Sep 18 11:34:41 LR1 Hardware model:   VMware Virtual Platform
Sep 18 11:34:41 LR1 Hardware S/N:     VMware-42 3f 67 73 77 df c4 80-42 c9 42 af ff 15 de 0b
Sep 18 11:34:41 LR1 Hardware UUID:    73673f42-df77-80c4-42c9-42afff15de0b
Sep 18 11:34:41 LR1 Traceback (most recent call last):
Sep 18 11:34:41 LR1   File "/usr/libexec/vyos/services/vyos-configd", line 277, in <module>
Sep 18 11:34:41 LR1     message = json.loads(msg)
Sep 18 11:34:41 LR1   File "/usr/lib/python3.9/json/__init__.py", line 346, in loads
Sep 18 11:34:41 LR1     return _default_decoder.decode(s)
Sep 18 11:34:41 LR1   File "/usr/lib/python3.9/json/decoder.py", line 337, in decode
Sep 18 11:34:41 LR1     obj, end = self.raw_decode(s, idx=_w(s, 0).end())

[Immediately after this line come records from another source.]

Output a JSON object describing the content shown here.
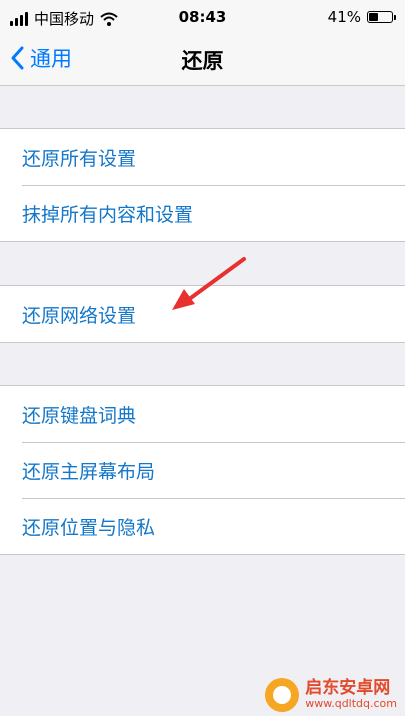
{
  "status_bar": {
    "carrier": "中国移动",
    "time": "08:43",
    "battery_percent": "41%",
    "battery_level": 0.41,
    "icons": [
      "signal-icon",
      "wifi-icon",
      "battery-icon"
    ]
  },
  "nav": {
    "back_label": "通用",
    "title": "还原"
  },
  "groups": [
    {
      "items": [
        "还原所有设置",
        "抹掉所有内容和设置"
      ]
    },
    {
      "items": [
        "还原网络设置"
      ]
    },
    {
      "items": [
        "还原键盘词典",
        "还原主屏幕布局",
        "还原位置与隐私"
      ]
    }
  ],
  "annotation": {
    "arrow_color": "#e8302f"
  },
  "watermark": {
    "name": "启东安卓网",
    "url": "www.qdltdq.com"
  },
  "colors": {
    "link": "#1477c9",
    "back": "#007aff",
    "background": "#efeff4"
  }
}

Sep 18 11:34:41 LR1   File "/usr/lib/python3.9/json/decoder.py", line 355, in raw_decode
Sep 18 11:34:41 LR1     raise JSONDecodeError("Expecting value", s, err.value) from None
Sep 18 11:34:41 LR1 json.decoder.JSONDecodeError: Expecting value: line 1 column 1 (char 0)
Sep 18 11:34:41 LR1 systemd[1]: vyos-configd.service: Main process exited, code=exited, status=1/FAILURE
Sep 18 11:34:41 LR1 systemd[1]: vyos-configd.service: Failed with result 'exit-code'.

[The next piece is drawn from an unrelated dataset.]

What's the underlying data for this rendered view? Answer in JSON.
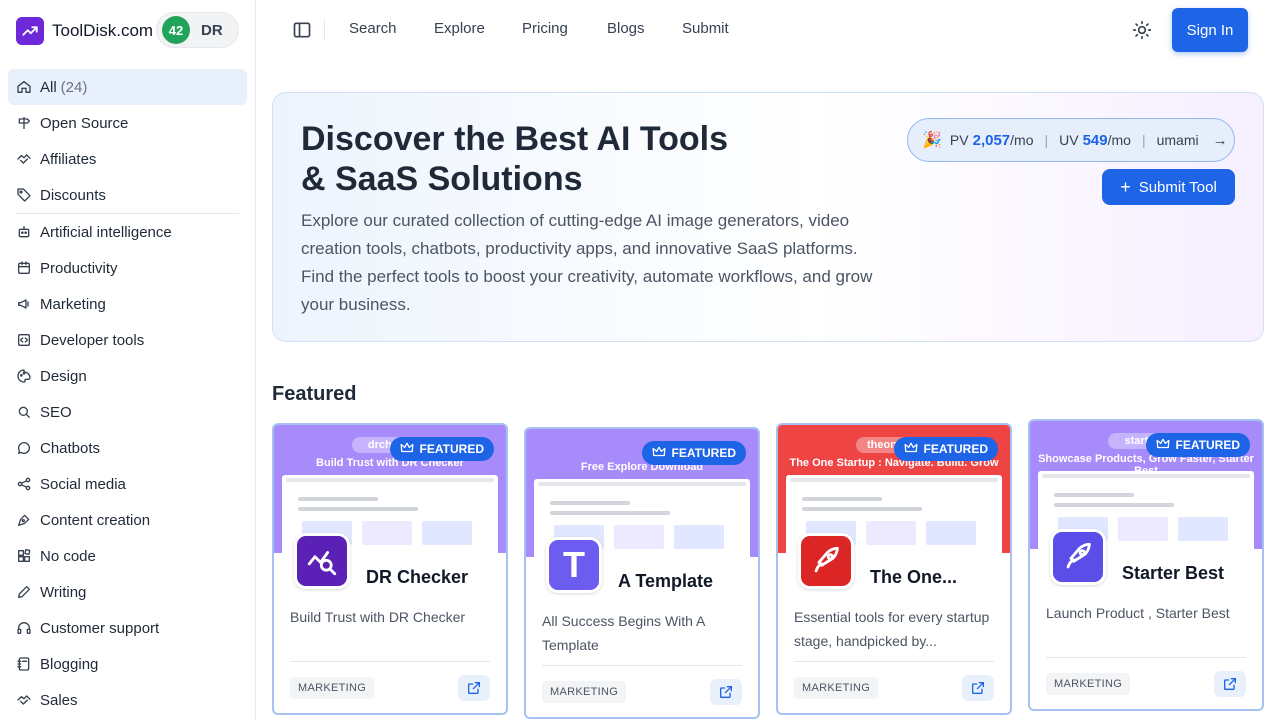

Sep 18 11:34:41 LR1 systemd[1]: vyos-configd.service: Consumed 1.002s CPU time.
Sep 18 11:34:41 LR1 systemd[1]: vyos-configd.service: Scheduled restart job, restart counter is at 2.

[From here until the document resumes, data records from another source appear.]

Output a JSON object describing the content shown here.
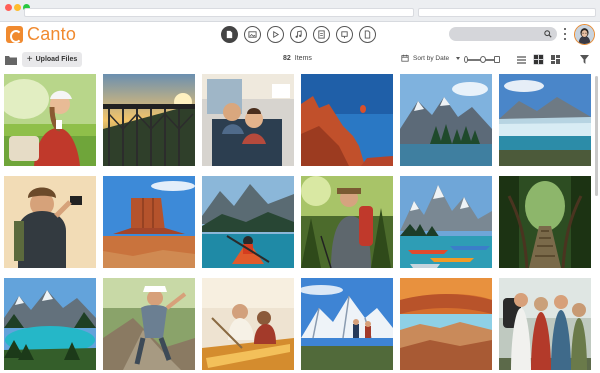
{
  "browser": {
    "url_text": "",
    "search_text": ""
  },
  "app": {
    "name": "Canto"
  },
  "nav": {
    "icons": [
      "document-icon",
      "image-icon",
      "video-icon",
      "audio-icon",
      "file-icon",
      "presentation-icon",
      "other-file-icon"
    ]
  },
  "toolbar": {
    "upload_label": "Upload Files",
    "count": "82",
    "count_label": "Items",
    "sort_label": "Sort by Date"
  },
  "gallery": {
    "items": [
      {
        "subject": "woman with coffee on grass"
      },
      {
        "subject": "steel bridge at sunset"
      },
      {
        "subject": "couple on train"
      },
      {
        "subject": "red rock cliffs with balloon"
      },
      {
        "subject": "mountain lake landscape"
      },
      {
        "subject": "glacier and lake"
      },
      {
        "subject": "hiker with camera"
      },
      {
        "subject": "desert butte"
      },
      {
        "subject": "kayak on lake"
      },
      {
        "subject": "hiker with backpack in forest"
      },
      {
        "subject": "canoes on mountain lake"
      },
      {
        "subject": "suspension bridge in jungle"
      },
      {
        "subject": "turquoise lake in mountains"
      },
      {
        "subject": "climber on rocks"
      },
      {
        "subject": "people in canoe"
      },
      {
        "subject": "snowy peaks with hikers"
      },
      {
        "subject": "rock arch canyon"
      },
      {
        "subject": "group of hikers"
      }
    ]
  }
}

Sep 18 11:34:41 LR1 systemd[1]: Stopped VyOS configuration daemon.
Sep 18 11:34:41 LR1 systemd[1]: vyos-configd.service: Consumed 1.002s CPU time.
Sep 18 11:34:41 LR1 systemd[1]: Started VyOS configuration daemon.
Sep 18 11:34:54 LR1 Keepalived_vrrp[12659]: Warning: Failed to connect to the agentx master agent ([NIL]):
c-po changed Difficulty level from Unknown (require assessment) to Hard (possibly days).
c-po changed Why the issue appeared? from Will be filled on close to Design mistake.

The issue is caused by:

# determine IP addresses which are assigned to the interface and build a
# list of addresses which are no longer in the dict so they can be removed
cur_addr = self.get_addr()
for addr in list_diff(cur_addr, new_addr):

When the script calls into the library - we will drop all IP addresses set on the adapter but not available in the config dict.
As keepalived/vrrp manages this virtual address - we nuke it as it's unknown to the config - this results in a system going crazy
https://github.com/vyos/vyos-1x/blob/e83a113360ba18043edcf7f70689c7042dee2b37/python/vyos/ifconfig/interface.py#L1264-L1267

c-po moved this task from Need Triage to Finished on the VyOS 1.3 Equuleus (1.3.0-epa1) board.
c-po moved this task from Need Triage to Finished on the VyOS 1.4 Sagitta board.